What was advertised in a colonial American newspaper 250 years ago this week?

“Freight or Passage.”
Charleston, one of the largest cities in the colonies during the era of the American Revolution, was a busy port and bustling center of commerce. Residents glimpsed this activity as they went about their daily lives, but they also encountered depictions of it in the public prints. Newspapers regularly included both shipping news from the customs house and advertisements about ships seeking passengers and freight as they prepared to depart.
For instance, more than two dozen vessels appeared among those that arrived, recently sailed, or were “NOW LOADING” in the shipping news in the November 11, 1771, edition of the South-Carolina and American General Gazette. The arrivals came from Bermuda, Georgia, and New Providence, while the departures headed for East Florida, North Carolina, and Philadelphia. Ships preparing to sail had an even wider array of destinations, including Bristol, Falmouth, Lancaster, Liverpool, London, Georgia, New York, Barbados, Bermuda, Granada, Jamaica, and New Providence. The shipping news documented extensive networks of trade that connected Charleston to England and other colonies in North America and the Caribbean.
Advertisements also testified to the level of activity in the port, especially those featuring woodcuts that showed ships at sea. In the November 11 issue, the compositor chose to cluster five such advertisements together, replicating a view that readers might have seen at the wharves. Each of the advertisements sought passengers and freight, some of them specifying “Indigo, Deer Skins, or other light Goods” as their preferred cargo.

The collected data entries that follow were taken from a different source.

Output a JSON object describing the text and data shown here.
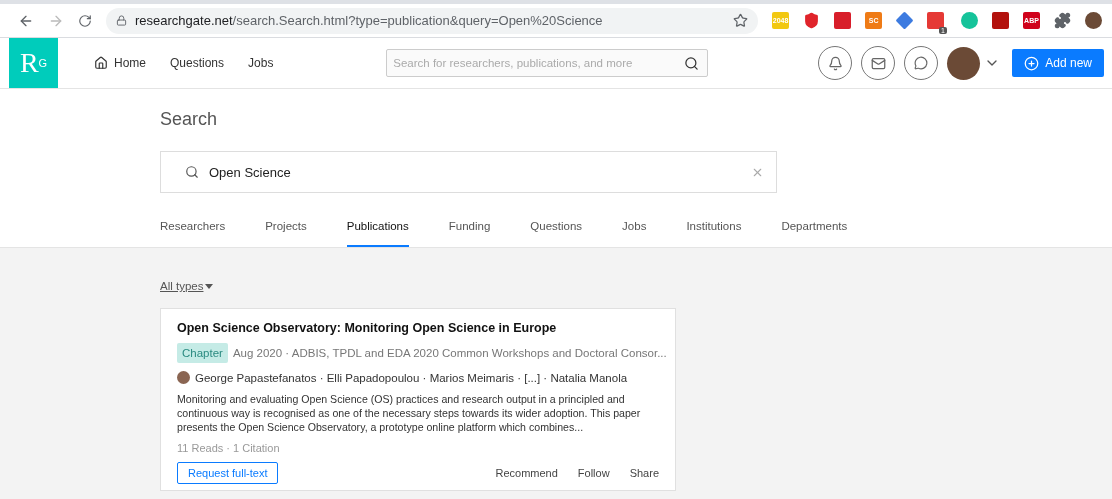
{
  "browser": {
    "url_domain": "researchgate.net",
    "url_path": "/search.Search.html?type=publication&query=Open%20Science",
    "extensions": [
      {
        "kind": "text",
        "label": "2048",
        "color": "#f2c811"
      },
      {
        "kind": "shield",
        "color": "#e0242b"
      },
      {
        "kind": "plain",
        "color": "#d81e2a"
      },
      {
        "kind": "text",
        "label": "SC",
        "color": "#ef7b16"
      },
      {
        "kind": "cap",
        "color": "#3d7be0"
      },
      {
        "kind": "badge",
        "label": "1",
        "color": "#e53935"
      },
      {
        "kind": "circle",
        "color": "#15c39a"
      },
      {
        "kind": "plain",
        "color": "#b3120d"
      },
      {
        "kind": "text",
        "label": "ABP",
        "color": "#d0021b"
      },
      {
        "kind": "puzzle",
        "color": "#5f6368"
      },
      {
        "kind": "avatar",
        "color": "#6b4a36"
      }
    ]
  },
  "header": {
    "logo": "R",
    "logo_sup": "G",
    "nav": [
      {
        "label": "Home"
      },
      {
        "label": "Questions"
      },
      {
        "label": "Jobs"
      }
    ],
    "search_placeholder": "Search for researchers, publications, and more",
    "add_button": "Add new"
  },
  "page_title": "Search",
  "search": {
    "value": "Open Science"
  },
  "tabs": [
    {
      "label": "Researchers",
      "selected": false
    },
    {
      "label": "Projects",
      "selected": false
    },
    {
      "label": "Publications",
      "selected": true
    },
    {
      "label": "Funding",
      "selected": false
    },
    {
      "label": "Questions",
      "selected": false
    },
    {
      "label": "Jobs",
      "selected": false
    },
    {
      "label": "Institutions",
      "selected": false
    },
    {
      "label": "Departments",
      "selected": false
    }
  ],
  "filter": "All types",
  "results": [
    {
      "title": "Open Science Observatory: Monitoring Open Science in Europe",
      "type": "Chapter",
      "meta": "Aug 2020 · ADBIS, TPDL and EDA 2020 Common Workshops and Doctoral Consor...",
      "authors": "George Papastefanatos · Elli Papadopoulou · Marios Meimaris · [...] · Natalia Manola",
      "abstract": "Monitoring and evaluating Open Science (OS) practices and research output in a principled and continuous way is recognised as one of the necessary steps towards its wider adoption. This paper presents the Open Science Observatory, a prototype online platform which combines...",
      "stats": "11 Reads · 1 Citation",
      "request": "Request full-text",
      "actions": [
        "Recommend",
        "Follow",
        "Share"
      ]
    }
  ]
}
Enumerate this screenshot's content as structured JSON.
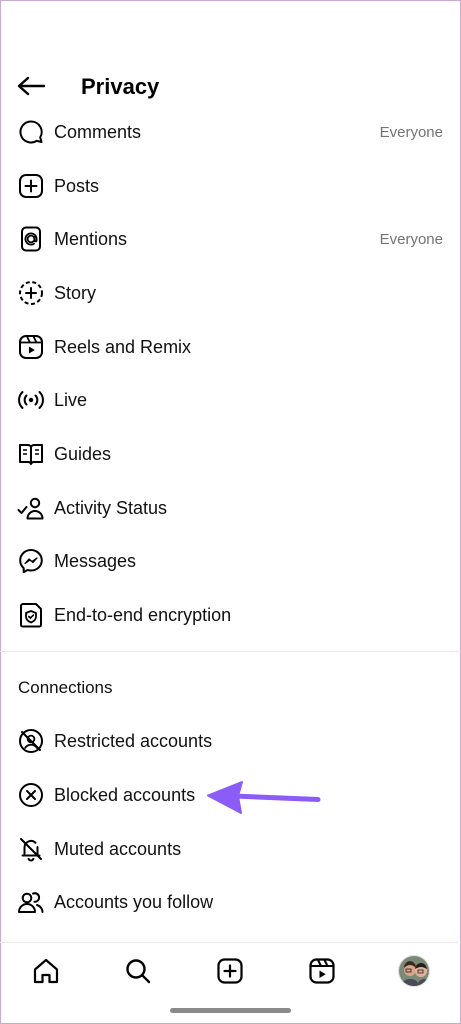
{
  "header": {
    "title": "Privacy"
  },
  "items": [
    {
      "label": "Comments",
      "value": "Everyone",
      "icon": "comment-icon"
    },
    {
      "label": "Posts",
      "value": "",
      "icon": "plus-square-icon"
    },
    {
      "label": "Mentions",
      "value": "Everyone",
      "icon": "at-icon"
    },
    {
      "label": "Story",
      "value": "",
      "icon": "story-icon"
    },
    {
      "label": "Reels and Remix",
      "value": "",
      "icon": "reels-icon"
    },
    {
      "label": "Live",
      "value": "",
      "icon": "live-icon"
    },
    {
      "label": "Guides",
      "value": "",
      "icon": "guides-icon"
    },
    {
      "label": "Activity Status",
      "value": "",
      "icon": "activity-status-icon"
    },
    {
      "label": "Messages",
      "value": "",
      "icon": "messenger-icon"
    },
    {
      "label": "End-to-end encryption",
      "value": "",
      "icon": "encryption-icon"
    }
  ],
  "connections": {
    "title": "Connections",
    "items": [
      {
        "label": "Restricted accounts",
        "icon": "restricted-icon"
      },
      {
        "label": "Blocked accounts",
        "icon": "blocked-icon"
      },
      {
        "label": "Muted accounts",
        "icon": "muted-bell-icon"
      },
      {
        "label": "Accounts you follow",
        "icon": "following-icon"
      }
    ]
  },
  "nav": [
    "home-icon",
    "search-icon",
    "create-icon",
    "reels-icon",
    "profile-avatar"
  ],
  "colors": {
    "annotation_arrow": "#8b5cf6",
    "secondary_text": "#737373"
  }
}
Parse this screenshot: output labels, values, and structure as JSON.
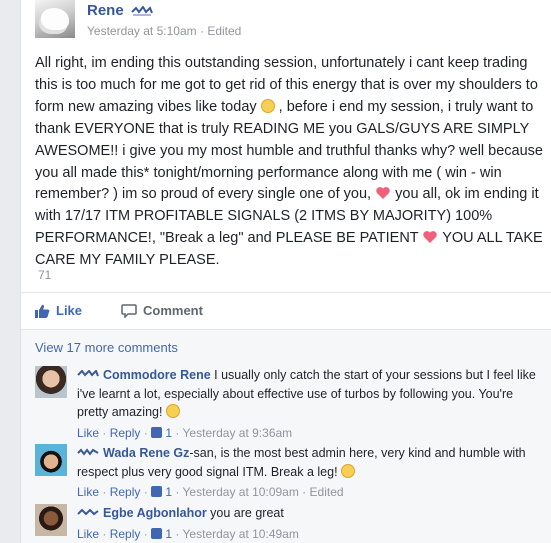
{
  "post": {
    "author": "Rene",
    "timestamp": "Yesterday at 5:10am",
    "edited": "Edited",
    "text_1": "All right, im ending this outstanding session, unfortunately i cant keep trading this is too much for me got to get rid of this energy that is over my shoulders to form new amazing vibes like today ",
    "text_2": " , before i end my session, i truly want to thank EVERYONE that is truly READING ME you GALS/GUYS ARE SIMPLY AWESOME!! i give you my most humble and truthful thanks why? well because you all made this* tonight/morning performance along with me ( win - win remember? ) im so proud of every single one of you, ",
    "text_3": " you all, ok im ending it with 17/17 ITM PROFITABLE SIGNALS (2 ITMS BY MAJORITY) 100% PERFORMANCE!, \"Break a leg\" and PLEASE BE PATIENT ",
    "text_4": " YOU ALL TAKE CARE MY FAMILY PLEASE.",
    "like_count": "71",
    "like_label": "Like",
    "comment_label": "Comment"
  },
  "comments_section": {
    "view_more": "View 17 more comments",
    "items": [
      {
        "name": "Commodore Rene",
        "text": " I usually only catch the start of your sessions but I feel like i've learnt a lot, especially about effective use of turbos by following you. You're pretty amazing! ",
        "like": "Like",
        "reply": "Reply",
        "likes": "1",
        "time": "Yesterday at 9:36am",
        "edited": ""
      },
      {
        "name": "Wada Rene Gz",
        "text": "-san, is the most best admin here, very kind and humble with respect plus very good signal ITM. Break a leg! ",
        "like": "Like",
        "reply": "Reply",
        "likes": "1",
        "time": "Yesterday at 10:09am",
        "edited": "Edited"
      },
      {
        "name": "Egbe Agbonlahor",
        "text": " you are great",
        "like": "Like",
        "reply": "Reply",
        "likes": "1",
        "time": "Yesterday at 10:49am",
        "edited": ""
      }
    ]
  },
  "colors": {
    "link": "#365899",
    "accent": "#4267b2",
    "meta": "#90949c",
    "heart": "#f0607a"
  }
}
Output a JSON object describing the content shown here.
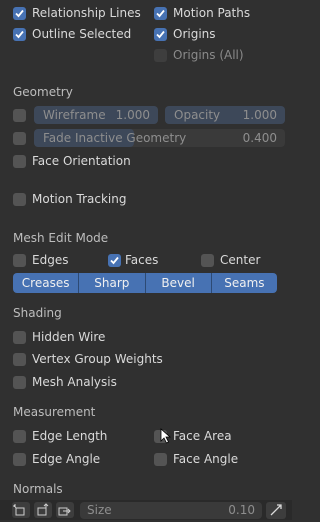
{
  "overlays_top": {
    "relationship_lines": {
      "label": "Relationship Lines",
      "checked": true
    },
    "motion_paths": {
      "label": "Motion Paths",
      "checked": true
    },
    "outline_selected": {
      "label": "Outline Selected",
      "checked": true
    },
    "origins": {
      "label": "Origins",
      "checked": true
    },
    "origins_all": {
      "label": "Origins (All)",
      "checked": false
    }
  },
  "geometry": {
    "title": "Geometry",
    "wireframe": {
      "label": "Wireframe",
      "value": "1.000",
      "checked": false
    },
    "opacity": {
      "label": "Opacity",
      "value": "1.000"
    },
    "fade_inactive": {
      "label": "Fade Inactive Geometry",
      "value": "0.400",
      "checked": false
    },
    "face_orientation": {
      "label": "Face Orientation",
      "checked": false
    }
  },
  "motion_tracking": {
    "label": "Motion Tracking",
    "checked": false
  },
  "mesh_edit_mode": {
    "title": "Mesh Edit Mode",
    "edges": {
      "label": "Edges",
      "checked": false
    },
    "faces": {
      "label": "Faces",
      "checked": true
    },
    "center": {
      "label": "Center",
      "checked": false
    },
    "buttons": [
      "Creases",
      "Sharp",
      "Bevel",
      "Seams"
    ]
  },
  "shading": {
    "title": "Shading",
    "hidden_wire": {
      "label": "Hidden Wire",
      "checked": false
    },
    "vertex_group_weights": {
      "label": "Vertex Group Weights",
      "checked": false
    },
    "mesh_analysis": {
      "label": "Mesh Analysis",
      "checked": false
    }
  },
  "measurement": {
    "title": "Measurement",
    "edge_length": {
      "label": "Edge Length",
      "checked": false
    },
    "face_area": {
      "label": "Face Area",
      "checked": false
    },
    "edge_angle": {
      "label": "Edge Angle",
      "checked": false
    },
    "face_angle": {
      "label": "Face Angle",
      "checked": false
    }
  },
  "normals": {
    "title": "Normals",
    "size": {
      "label": "Size",
      "value": "0.10"
    }
  },
  "colors": {
    "accent": "#4772b3",
    "panel": "#303030"
  }
}
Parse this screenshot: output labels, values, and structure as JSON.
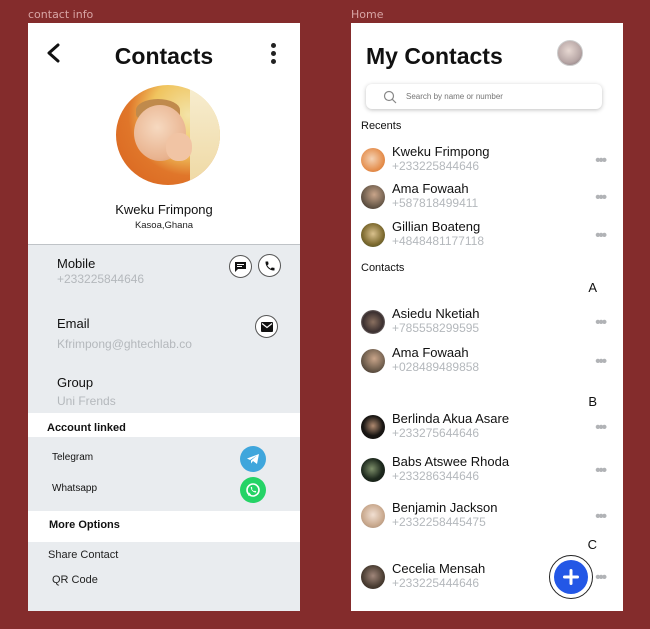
{
  "frames": {
    "left_label": "contact info",
    "right_label": "Home"
  },
  "contact_info": {
    "title": "Contacts",
    "name": "Kweku Frimpong",
    "location": "Kasoa,Ghana",
    "mobile_label": "Mobile",
    "mobile_value": "+233225844646",
    "email_label": "Email",
    "email_value": "Kfrimpong@ghtechlab.co",
    "group_label": "Group",
    "group_value": "Uni Frends",
    "account_linked_title": "Account linked",
    "telegram_label": "Telegram",
    "whatsapp_label": "Whatsapp",
    "more_options_title": "More Options",
    "share_contact": "Share Contact",
    "qr_code": "QR Code",
    "icons": [
      "back-arrow-icon",
      "more-vertical-icon",
      "message-icon",
      "phone-icon",
      "mail-icon",
      "telegram-icon",
      "whatsapp-icon"
    ],
    "colors": {
      "telegram": "#3fa6dc",
      "whatsapp": "#25d366"
    }
  },
  "home": {
    "title": "My Contacts",
    "search_placeholder": "Search by name or number",
    "recents_title": "Recents",
    "recents": [
      {
        "name": "Kweku Frimpong",
        "phone": "+233225844646",
        "avatar_color": "#e48c4a"
      },
      {
        "name": "Ama Fowaah",
        "phone": "+587818499411",
        "avatar_color": "#6a5a4a"
      },
      {
        "name": "Gillian Boateng",
        "phone": "+4848481177118",
        "avatar_color": "#7d6a2f"
      }
    ],
    "contacts_title": "Contacts",
    "letters": {
      "a": "A",
      "b": "B",
      "c": "C"
    },
    "contacts": [
      {
        "name": "Asiedu Nketiah",
        "phone": "+785558299595",
        "avatar_color": "#3a2f2f"
      },
      {
        "name": "Ama Fowaah",
        "phone": "+028489489858",
        "avatar_color": "#6a5a4a"
      },
      {
        "name": "Berlinda Akua Asare",
        "phone": "+233275644646",
        "avatar_color": "#1a1714"
      },
      {
        "name": "Babs Atswee Rhoda",
        "phone": "+233286344646",
        "avatar_color": "#1e2a1e"
      },
      {
        "name": "Benjamin Jackson",
        "phone": "+2332258445475",
        "avatar_color": "#c9a98e"
      },
      {
        "name": "Cecelia Mensah",
        "phone": "+233225444646",
        "avatar_color": "#4a3d32"
      }
    ],
    "more_symbol": "•••",
    "colors": {
      "fab": "#2357e6"
    }
  }
}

These visual representations of maritime commerce were not unique to newspapers published in Charleston. That same week, the Massachusetts Gazette and Boston Weekly News-Letter included a cluster of three advertisements with woodcuts of ships at sea and the Pennsylvania Gazette had a cluster of seven such advertisements. The Pennsylvania Journal ran thirteen of those advertisements one after another, so many that the armada of commercial vessels filled an entire column and overflowed into another. Compositors did not usually arrange newspaper notices according to genre or purpose in the eighteenth century, but on those occasions that they did place advertisements with images of ships together they created stunning visual representations of an empire of trade.